Like most states, Florida is a little strapped for cash. Unlike other states, Florida’s governor has determined that a relatively inexpensive Commission tasked with identifying wrongful conditions is a good place to start cutting. This week, Governor Rick Scott put the brakes on the state’s Innocence Commission. This despite it only costing $200,000 per year.
From Radley Balko over at The Agitator:
This would be the state that has seen 12 DNA exonerations since the onset of DNA testing, and 23 exonerations of death row inmates since 1973. The Innocence Commission was set up in response to those cases, as well as the particularly outrageous exoneration cases in which four men were convicted of rape based on the junk science testimony of quack police dog handler John Preston.
I suppose everyone thinks his own pet issues deserve government funding. So let’s set aside the human costs, and put this in purely monetary terms. The average wrongful conviction costs taxpayers about $2 million. (I don’t know of any national studies, but several state studies of the total cost of DNA exonerations in those states arrive at about $2 million.) That figure only covers the average costs of trying, imprisoning, exonerating, and compensating the person who was wrongly convicted. It doesn’t include the costs associated with any additional crimes the real perpetrator may go on to commit, or the costs of resuming the investigation to find him, and then to arrest, try, and convict him.

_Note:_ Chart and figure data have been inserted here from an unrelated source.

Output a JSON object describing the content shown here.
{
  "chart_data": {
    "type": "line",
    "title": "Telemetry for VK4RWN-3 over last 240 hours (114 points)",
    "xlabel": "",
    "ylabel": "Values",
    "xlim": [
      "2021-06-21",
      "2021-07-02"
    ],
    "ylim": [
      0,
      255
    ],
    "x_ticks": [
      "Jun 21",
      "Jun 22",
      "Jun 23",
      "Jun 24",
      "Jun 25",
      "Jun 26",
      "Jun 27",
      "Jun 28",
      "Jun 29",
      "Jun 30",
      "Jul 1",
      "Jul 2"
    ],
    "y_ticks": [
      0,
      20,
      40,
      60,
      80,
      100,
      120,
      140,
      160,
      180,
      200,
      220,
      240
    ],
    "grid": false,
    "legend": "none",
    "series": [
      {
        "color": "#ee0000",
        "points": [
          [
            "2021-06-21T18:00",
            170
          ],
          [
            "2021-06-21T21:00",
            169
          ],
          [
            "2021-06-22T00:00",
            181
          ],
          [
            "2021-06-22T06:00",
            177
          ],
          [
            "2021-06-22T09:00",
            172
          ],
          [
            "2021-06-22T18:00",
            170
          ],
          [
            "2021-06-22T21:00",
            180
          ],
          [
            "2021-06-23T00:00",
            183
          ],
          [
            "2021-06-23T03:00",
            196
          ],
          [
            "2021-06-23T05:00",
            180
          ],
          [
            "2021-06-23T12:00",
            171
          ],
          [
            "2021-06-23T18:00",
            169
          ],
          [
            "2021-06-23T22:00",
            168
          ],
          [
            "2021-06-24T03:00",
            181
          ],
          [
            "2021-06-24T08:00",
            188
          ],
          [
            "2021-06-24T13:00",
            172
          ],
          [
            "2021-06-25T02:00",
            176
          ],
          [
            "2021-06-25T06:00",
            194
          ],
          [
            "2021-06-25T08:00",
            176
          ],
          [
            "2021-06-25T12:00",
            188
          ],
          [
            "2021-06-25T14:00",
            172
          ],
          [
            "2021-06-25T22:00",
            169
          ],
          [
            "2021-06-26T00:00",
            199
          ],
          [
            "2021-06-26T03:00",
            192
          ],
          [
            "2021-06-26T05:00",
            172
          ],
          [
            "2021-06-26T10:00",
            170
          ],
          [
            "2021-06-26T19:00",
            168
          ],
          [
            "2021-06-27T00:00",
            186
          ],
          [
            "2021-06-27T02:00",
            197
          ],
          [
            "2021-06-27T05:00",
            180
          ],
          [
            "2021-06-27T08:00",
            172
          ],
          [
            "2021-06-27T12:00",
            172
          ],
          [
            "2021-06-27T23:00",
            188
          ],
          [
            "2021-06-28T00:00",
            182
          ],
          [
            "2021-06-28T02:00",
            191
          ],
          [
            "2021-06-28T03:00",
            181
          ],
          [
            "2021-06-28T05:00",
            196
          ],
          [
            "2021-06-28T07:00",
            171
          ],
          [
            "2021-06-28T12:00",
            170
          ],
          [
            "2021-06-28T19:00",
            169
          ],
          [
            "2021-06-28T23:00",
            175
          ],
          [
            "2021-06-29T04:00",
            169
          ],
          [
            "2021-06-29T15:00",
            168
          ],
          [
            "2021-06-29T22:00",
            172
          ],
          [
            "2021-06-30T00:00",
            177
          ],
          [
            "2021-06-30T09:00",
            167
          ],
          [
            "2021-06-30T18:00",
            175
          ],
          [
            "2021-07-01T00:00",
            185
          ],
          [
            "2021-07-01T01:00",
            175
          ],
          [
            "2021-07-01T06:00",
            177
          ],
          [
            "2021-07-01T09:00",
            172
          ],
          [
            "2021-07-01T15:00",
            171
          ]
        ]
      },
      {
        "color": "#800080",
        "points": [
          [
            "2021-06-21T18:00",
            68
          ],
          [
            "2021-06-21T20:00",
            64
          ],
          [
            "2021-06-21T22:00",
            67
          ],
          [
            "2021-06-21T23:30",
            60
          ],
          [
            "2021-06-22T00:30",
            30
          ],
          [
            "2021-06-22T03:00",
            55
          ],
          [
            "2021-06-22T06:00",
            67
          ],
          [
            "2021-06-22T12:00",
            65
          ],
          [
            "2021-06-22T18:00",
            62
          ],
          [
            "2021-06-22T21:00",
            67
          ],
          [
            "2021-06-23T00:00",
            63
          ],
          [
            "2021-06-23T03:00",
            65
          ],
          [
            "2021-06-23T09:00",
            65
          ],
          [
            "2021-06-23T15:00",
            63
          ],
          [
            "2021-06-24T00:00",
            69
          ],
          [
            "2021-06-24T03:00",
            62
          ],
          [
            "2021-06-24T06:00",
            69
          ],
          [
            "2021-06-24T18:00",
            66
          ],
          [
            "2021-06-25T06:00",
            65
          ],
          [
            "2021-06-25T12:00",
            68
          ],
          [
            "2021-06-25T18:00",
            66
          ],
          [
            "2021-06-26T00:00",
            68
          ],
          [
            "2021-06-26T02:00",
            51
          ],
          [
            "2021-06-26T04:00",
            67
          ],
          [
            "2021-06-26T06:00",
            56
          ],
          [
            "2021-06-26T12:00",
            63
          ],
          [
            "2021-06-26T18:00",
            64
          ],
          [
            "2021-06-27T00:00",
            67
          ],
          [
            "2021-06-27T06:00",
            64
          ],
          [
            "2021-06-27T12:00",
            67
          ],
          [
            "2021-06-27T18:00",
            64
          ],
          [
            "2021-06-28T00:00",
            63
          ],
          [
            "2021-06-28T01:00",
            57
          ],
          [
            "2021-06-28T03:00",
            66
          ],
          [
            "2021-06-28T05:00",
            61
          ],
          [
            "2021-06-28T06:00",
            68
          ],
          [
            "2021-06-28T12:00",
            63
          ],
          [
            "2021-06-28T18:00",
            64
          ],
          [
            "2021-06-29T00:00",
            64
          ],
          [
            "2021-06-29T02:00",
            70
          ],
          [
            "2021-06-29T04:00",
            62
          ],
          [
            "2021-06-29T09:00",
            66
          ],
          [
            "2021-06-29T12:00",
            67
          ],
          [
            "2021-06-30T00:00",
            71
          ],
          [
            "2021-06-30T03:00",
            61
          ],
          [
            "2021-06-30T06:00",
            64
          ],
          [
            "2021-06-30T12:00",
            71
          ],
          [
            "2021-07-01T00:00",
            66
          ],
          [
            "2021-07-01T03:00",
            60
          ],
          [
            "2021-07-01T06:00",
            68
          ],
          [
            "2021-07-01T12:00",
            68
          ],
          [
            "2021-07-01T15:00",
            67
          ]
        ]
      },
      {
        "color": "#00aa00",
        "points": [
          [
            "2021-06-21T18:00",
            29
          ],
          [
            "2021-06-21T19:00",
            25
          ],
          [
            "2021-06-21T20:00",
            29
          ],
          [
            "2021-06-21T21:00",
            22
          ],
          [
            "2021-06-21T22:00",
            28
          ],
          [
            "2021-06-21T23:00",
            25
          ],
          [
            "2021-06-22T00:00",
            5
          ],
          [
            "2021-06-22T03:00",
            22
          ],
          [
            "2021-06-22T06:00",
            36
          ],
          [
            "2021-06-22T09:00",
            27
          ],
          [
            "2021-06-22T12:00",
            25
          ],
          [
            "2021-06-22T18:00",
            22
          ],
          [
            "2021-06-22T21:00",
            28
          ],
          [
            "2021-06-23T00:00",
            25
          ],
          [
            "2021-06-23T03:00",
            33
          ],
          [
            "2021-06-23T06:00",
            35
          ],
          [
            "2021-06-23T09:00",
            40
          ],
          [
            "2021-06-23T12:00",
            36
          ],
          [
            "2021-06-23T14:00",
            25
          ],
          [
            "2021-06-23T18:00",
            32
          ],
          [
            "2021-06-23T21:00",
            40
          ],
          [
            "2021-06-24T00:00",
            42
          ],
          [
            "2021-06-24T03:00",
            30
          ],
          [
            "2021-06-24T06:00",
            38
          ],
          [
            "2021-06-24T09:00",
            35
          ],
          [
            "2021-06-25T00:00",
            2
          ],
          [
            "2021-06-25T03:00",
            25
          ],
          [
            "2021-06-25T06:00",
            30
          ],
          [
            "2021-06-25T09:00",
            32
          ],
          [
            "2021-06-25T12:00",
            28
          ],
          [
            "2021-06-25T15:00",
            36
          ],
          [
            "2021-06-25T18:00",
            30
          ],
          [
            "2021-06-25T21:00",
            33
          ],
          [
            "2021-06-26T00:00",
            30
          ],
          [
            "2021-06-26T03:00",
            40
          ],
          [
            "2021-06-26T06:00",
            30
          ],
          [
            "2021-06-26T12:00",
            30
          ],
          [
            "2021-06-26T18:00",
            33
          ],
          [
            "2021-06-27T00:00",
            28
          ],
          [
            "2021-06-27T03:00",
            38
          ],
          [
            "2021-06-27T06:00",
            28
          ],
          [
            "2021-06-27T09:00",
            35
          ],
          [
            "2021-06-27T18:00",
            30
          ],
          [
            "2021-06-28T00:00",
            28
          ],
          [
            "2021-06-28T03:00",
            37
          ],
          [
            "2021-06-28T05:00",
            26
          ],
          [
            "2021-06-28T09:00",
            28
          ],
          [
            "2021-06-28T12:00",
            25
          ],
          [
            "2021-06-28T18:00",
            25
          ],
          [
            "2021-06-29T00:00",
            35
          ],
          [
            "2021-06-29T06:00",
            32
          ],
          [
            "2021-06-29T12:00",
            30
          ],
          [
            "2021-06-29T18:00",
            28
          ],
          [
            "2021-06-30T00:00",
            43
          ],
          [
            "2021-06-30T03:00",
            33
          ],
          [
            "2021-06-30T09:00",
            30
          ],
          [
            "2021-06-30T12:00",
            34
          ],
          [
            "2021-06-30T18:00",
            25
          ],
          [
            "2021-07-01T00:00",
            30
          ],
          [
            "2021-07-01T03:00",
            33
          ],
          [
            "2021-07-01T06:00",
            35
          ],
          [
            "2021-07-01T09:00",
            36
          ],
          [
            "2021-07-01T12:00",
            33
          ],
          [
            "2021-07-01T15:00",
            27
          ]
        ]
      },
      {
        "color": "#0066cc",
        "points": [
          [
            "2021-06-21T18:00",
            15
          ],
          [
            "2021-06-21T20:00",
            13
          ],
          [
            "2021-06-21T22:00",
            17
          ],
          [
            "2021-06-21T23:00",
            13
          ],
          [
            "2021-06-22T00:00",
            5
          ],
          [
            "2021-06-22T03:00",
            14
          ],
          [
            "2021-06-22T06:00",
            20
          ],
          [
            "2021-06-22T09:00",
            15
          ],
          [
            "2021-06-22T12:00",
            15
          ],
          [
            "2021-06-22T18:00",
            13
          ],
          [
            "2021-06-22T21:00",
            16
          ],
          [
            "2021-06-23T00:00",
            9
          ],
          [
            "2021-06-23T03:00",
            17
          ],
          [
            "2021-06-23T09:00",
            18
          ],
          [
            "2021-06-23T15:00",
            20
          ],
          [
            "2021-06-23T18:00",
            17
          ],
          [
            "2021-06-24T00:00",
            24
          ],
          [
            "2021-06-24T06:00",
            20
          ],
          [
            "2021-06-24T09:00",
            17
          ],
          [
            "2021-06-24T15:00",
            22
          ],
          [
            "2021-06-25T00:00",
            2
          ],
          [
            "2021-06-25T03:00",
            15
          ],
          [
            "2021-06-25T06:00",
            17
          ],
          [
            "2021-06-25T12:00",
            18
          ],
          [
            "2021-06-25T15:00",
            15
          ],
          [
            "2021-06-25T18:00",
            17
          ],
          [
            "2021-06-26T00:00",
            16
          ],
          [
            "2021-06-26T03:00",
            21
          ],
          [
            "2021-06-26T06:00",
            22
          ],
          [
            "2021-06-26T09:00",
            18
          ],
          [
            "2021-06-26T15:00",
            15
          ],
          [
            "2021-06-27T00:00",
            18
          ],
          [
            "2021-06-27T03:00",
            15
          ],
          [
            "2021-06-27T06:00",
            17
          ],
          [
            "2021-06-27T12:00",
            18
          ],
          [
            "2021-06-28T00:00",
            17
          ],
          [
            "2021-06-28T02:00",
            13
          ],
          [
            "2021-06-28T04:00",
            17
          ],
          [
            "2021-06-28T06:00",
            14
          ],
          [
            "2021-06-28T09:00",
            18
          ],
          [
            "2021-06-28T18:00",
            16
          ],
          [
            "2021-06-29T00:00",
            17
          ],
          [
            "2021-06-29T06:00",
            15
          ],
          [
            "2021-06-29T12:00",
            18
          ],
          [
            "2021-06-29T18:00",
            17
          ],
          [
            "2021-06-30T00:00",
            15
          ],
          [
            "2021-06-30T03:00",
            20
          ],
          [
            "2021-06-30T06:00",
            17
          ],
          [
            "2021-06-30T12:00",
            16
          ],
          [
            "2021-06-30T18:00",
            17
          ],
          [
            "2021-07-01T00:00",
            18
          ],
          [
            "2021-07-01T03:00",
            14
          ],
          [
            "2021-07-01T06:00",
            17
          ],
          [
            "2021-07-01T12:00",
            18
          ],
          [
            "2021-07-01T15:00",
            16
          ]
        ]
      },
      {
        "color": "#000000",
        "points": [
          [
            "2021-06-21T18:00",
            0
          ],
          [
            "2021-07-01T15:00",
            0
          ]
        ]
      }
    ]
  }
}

So at minimum, if this commission’s recommendations prevent a single wrongful conviction, the commission funds itself for 10 years.
And lest you think Scott defunding the Innocence Commission is all about his economic principles and not just misguided tough-on-crime idiocy, consider Florida HB 177. The bill would have allowed for early release of non-violent drug offenders who successfully complete a prison treatment program. It would have saved the state millions in incarceration costs. It passed the Florida legislature by a combined vote of 152-4.